While he had survived every wave of controversy before, it quickly became apparent that Saturday’s comments crossed a line that Sportsnet wasn’t willing to tolerate.
“Sports brings people together. It unites us, not divides us,” Sportsnet president Bart Yabsley said in a statement released Monday. “Following further discussions with Don Cherry after Saturday night’s broadcast, it has been decided it is the right thing for him to immediately step down. During the broadcast, he made divisive remarks that do not represent our values or what we stand for.”
Cherry appeared on various Canadian media outlets to defend himself on Monday and Tuesday, often suggesting that his comments were aimed at everyone, not just immigrants.
“If you listen to it closely, I said everybody should be, and everyone should wear a poppy in honor of our soldiers,” Cherry said on Sirius XM Radio Canada on Tuesday. “If that offends people, that’s too bad.”
An Iconic Figure in Canada, Hockey World
Cherry has been one of the most influential figures in Canadian and hockey broadcasting, becoming a well-known figure in the United States as well.
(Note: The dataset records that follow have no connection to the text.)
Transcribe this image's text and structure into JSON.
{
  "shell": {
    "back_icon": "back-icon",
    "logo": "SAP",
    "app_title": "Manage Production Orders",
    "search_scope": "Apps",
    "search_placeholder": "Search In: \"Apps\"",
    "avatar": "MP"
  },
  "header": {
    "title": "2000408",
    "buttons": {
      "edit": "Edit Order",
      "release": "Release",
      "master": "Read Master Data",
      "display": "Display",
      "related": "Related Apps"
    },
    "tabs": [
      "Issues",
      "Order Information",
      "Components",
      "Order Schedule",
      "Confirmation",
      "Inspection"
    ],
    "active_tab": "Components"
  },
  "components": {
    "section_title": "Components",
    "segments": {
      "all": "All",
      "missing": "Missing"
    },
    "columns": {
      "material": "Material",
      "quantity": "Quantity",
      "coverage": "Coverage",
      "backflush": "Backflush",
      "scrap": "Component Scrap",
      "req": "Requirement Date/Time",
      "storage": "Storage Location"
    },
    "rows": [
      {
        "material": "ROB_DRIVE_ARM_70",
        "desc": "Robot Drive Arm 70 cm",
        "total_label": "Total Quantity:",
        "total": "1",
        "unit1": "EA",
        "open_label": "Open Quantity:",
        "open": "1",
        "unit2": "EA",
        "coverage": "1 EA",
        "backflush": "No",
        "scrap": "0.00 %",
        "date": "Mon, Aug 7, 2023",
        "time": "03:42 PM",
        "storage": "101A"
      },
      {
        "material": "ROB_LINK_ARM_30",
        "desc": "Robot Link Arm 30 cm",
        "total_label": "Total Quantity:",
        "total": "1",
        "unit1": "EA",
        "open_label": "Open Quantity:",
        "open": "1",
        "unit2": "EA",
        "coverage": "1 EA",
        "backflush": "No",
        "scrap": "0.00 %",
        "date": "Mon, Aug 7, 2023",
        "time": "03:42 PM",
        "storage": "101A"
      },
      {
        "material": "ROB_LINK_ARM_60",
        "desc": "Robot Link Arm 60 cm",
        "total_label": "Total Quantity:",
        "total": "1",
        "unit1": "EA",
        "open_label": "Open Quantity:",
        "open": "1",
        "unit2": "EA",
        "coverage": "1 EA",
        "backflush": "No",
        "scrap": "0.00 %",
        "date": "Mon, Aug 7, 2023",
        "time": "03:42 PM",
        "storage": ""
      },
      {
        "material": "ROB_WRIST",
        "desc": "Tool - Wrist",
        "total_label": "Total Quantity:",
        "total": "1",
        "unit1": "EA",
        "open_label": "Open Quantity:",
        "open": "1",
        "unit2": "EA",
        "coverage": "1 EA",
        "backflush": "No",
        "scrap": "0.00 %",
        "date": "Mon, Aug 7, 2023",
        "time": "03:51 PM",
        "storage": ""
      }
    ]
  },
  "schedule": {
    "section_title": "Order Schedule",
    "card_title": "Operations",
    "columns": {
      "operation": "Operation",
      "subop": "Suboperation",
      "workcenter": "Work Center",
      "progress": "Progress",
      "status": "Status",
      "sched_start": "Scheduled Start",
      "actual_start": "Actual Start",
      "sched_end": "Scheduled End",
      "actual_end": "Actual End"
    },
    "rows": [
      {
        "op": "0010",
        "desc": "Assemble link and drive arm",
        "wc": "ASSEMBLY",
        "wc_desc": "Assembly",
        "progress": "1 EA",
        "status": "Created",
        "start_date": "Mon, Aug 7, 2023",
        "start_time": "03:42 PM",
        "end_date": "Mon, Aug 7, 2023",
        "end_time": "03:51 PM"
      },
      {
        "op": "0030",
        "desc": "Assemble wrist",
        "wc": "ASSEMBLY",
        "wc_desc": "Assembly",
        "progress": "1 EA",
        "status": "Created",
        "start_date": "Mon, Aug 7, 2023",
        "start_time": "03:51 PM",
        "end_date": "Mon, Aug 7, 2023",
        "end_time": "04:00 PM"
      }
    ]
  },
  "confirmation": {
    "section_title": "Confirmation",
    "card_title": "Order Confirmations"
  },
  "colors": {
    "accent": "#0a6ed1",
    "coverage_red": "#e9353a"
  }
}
He coached in the NHL from 1974 through 1980, with his first five seasons coming with the Boston Bruins, a team he led to the Stanley Cup Finals twice – losing both times.
After failing to get the Colorado Rockies into the playoffs in 1980, Cherry was hired as an analyst for the CBC’s playoff coverage. He was then brought on as a color commentator for the 1981 season, but his outlandish style made him unsuited for that role. Instead, the “Coach’s Corner” segment was created especially for him during the first intermission. The segment remained a mainstay of Canadian hockey coverage until his firing this week.
“Don is synonymous with hockey, and has played an integral role in growing the game over the past 40 years,” Yabsley said in his statement. “We would like to thank Don for his contributions to hockey and sports broadcasting in Canada.”